Fugir do eu é não poder parar em mim.

sexta-feira, 25 de janeiro de 2008

Inércia

Não me conforta fazer o que você faz comigo a um terceiro, mas parece que os seus conflitos são contagiosos. Sua covardia nega, e sua inércia pega, mas enquanto você fica aí parado eu não paro nunca, continuo em movimento constante, não cesso, não desisto de procurar por aí o que sei que só vou encontrar em você. Não me pergunte o porquê, jamais fui boa em Física, você deve saber melhor do que eu, já que me encontro nessa situação pelas suas razões. O seu lugar sempre foi o meu motivo, mesmo antes de sabê-lo.

Não é irônico isso de alguém que não sai do lugar atrair os mesmos problemas de uma pessoa que não pára quieta? Você atrai e afasta, eu procuro e desvio, e assim deixamos um mesmo mar de frustração à nossa volta. Somos o avesso um do outro. Você lembra do meu gosto? Porque eu aposto que você gosta. Mas você nunca vai sair daí. Então vou experimentando diferentes sabores e me deixando degustar, enquanto te assisto corroer o que resta de doce no teu próprio corpo - desperdício duplo.

A gente segue se acabando, virando pó de propósito, queimando quem se aproxima porque estamos no caminho errado, eu atropelando tudo, você parado na estrada, fazendo os outros tropeçarem. Pode dizer que não... A gente se nega mesmo tudo o tempo todo, salvo quando eu acabo voltando pro meu ponto de partida, pra tropeçar de novo em ti. E apesar dos pesares, fico querendo andar em círculos, e desconfio que seja esse o seu desejo também, só pra gente se esbarrar de novo, pra se machucar de novo e se afastar mais uma vez, incessantemente.

Esse texto tem um ano e meio e, felizmente, nem faz mais sentido.

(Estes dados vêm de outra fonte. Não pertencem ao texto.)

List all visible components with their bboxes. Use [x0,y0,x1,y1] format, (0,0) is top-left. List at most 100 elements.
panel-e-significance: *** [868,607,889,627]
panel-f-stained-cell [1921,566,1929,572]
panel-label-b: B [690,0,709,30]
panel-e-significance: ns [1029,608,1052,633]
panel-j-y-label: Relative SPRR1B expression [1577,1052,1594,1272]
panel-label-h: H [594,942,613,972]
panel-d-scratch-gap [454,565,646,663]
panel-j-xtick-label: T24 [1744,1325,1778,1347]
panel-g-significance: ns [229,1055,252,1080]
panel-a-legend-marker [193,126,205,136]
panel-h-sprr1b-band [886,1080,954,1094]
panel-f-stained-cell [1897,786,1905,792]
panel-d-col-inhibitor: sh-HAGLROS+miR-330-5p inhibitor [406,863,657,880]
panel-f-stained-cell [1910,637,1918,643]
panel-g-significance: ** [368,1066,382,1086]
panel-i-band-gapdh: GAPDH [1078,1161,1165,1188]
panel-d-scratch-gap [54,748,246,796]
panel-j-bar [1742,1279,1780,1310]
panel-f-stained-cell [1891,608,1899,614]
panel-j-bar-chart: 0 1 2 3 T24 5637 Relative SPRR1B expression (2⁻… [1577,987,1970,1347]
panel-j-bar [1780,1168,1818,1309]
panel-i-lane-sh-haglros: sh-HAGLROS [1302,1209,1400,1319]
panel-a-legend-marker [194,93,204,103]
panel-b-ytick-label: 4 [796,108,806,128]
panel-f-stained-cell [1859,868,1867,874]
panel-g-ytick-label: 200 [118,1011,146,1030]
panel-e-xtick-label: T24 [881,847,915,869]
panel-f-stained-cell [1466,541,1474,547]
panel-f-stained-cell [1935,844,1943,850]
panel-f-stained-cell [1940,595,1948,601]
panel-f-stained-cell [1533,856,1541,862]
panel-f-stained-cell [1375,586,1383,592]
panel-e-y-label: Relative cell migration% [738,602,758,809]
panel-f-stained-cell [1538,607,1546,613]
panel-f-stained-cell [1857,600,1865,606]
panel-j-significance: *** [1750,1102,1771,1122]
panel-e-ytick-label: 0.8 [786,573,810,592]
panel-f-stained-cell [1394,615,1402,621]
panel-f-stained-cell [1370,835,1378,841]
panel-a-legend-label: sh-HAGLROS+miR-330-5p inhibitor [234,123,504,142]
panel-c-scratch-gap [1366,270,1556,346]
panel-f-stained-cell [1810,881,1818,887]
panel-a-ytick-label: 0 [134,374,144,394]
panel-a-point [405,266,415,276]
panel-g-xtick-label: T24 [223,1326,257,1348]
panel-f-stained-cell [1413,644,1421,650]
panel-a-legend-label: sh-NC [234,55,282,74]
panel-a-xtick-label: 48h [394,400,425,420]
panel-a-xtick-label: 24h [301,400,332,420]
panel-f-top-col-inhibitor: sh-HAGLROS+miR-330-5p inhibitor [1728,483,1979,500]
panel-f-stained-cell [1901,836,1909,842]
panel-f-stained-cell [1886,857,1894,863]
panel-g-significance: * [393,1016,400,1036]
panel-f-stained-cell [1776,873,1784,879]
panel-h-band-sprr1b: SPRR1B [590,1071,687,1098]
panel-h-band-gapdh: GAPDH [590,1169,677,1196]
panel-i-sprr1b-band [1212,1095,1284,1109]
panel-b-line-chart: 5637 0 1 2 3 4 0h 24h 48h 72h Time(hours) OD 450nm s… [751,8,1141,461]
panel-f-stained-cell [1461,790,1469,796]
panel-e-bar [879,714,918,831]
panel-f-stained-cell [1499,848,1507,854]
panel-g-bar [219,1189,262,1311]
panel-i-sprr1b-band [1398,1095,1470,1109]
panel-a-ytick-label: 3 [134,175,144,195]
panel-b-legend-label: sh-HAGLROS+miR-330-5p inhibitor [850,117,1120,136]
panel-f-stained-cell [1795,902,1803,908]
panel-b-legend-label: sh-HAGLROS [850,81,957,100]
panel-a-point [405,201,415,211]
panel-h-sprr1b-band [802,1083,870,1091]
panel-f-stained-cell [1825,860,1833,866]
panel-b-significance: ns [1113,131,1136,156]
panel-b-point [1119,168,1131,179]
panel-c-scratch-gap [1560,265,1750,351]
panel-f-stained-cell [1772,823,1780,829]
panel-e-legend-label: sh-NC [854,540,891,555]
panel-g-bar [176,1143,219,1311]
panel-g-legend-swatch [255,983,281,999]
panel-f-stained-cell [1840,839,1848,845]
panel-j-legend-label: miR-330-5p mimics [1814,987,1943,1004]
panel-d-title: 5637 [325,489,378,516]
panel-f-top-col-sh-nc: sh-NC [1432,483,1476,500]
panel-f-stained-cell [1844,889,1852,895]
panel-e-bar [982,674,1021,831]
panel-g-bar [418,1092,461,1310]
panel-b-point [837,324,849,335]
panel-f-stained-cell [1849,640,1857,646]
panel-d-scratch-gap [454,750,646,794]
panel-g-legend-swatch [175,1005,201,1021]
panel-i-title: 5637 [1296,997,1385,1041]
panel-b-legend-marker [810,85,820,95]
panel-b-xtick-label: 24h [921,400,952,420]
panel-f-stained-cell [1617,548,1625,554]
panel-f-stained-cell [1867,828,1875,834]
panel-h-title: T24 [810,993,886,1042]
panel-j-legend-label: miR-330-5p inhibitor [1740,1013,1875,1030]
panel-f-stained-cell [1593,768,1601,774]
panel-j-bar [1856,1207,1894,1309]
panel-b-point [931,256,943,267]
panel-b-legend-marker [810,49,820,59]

quarta-feira, 16 de janeiro de 2008

/ignore!

Me manda um bom dia. Uma palavra, um alô. Um abraço, um fio de cabelo, uma mensagem no telefone, um pouco de ti. Manda para mim os cinco segundos que o teu braço tocou no meu, o jeito que você inclina a cabeça quando fala com alguém, os teus olhos, sempre parecendo perdidos num local inacessível. Manda um sorriso, para que eu possa lembrar de como você é quando ri, porque eu quero paz, e não essa pressa que fica a espreita por todo lugar que eu passo, o tempo que me assusta, rugindo pesado nos meus calcanhares. Manda o teu cheiro, as tuas músicas favoritas, os livros que você nunca leu, os filmes que detestas. Me dá uma tela em branco, ou, melhor, seja a minha tela, limpa, nova em folha. Vou transformar as tuas costas nas páginas que vão receber as poesias que nunca tive coragem de te entregar, e os teus braços e pernas darão espaço aos desenhos que te fiz, os que tu nunca vais ver, porque eles têm cores e formas se confundindo, se atropelando, exatamente como eu, que vivo tropeçando na minha própria ansiedade. Me empresta a tua boca, para que ela treine, junto com a minha, as palavras que não consigo te dizer. Ou então me dá algo para me deixar na expectativa de que vou, logo, perder o senso e tornar minha voz maior que o medo de você não me reconhecer quando eu te disser quem eu sou.
Possivelmente, aquela que vai jogar o papel onde escreveu tudo isso fora, achando um devaneio causado pela falta de sono.
Ou, quem sabe?, o teu próximo e mais improvável amor.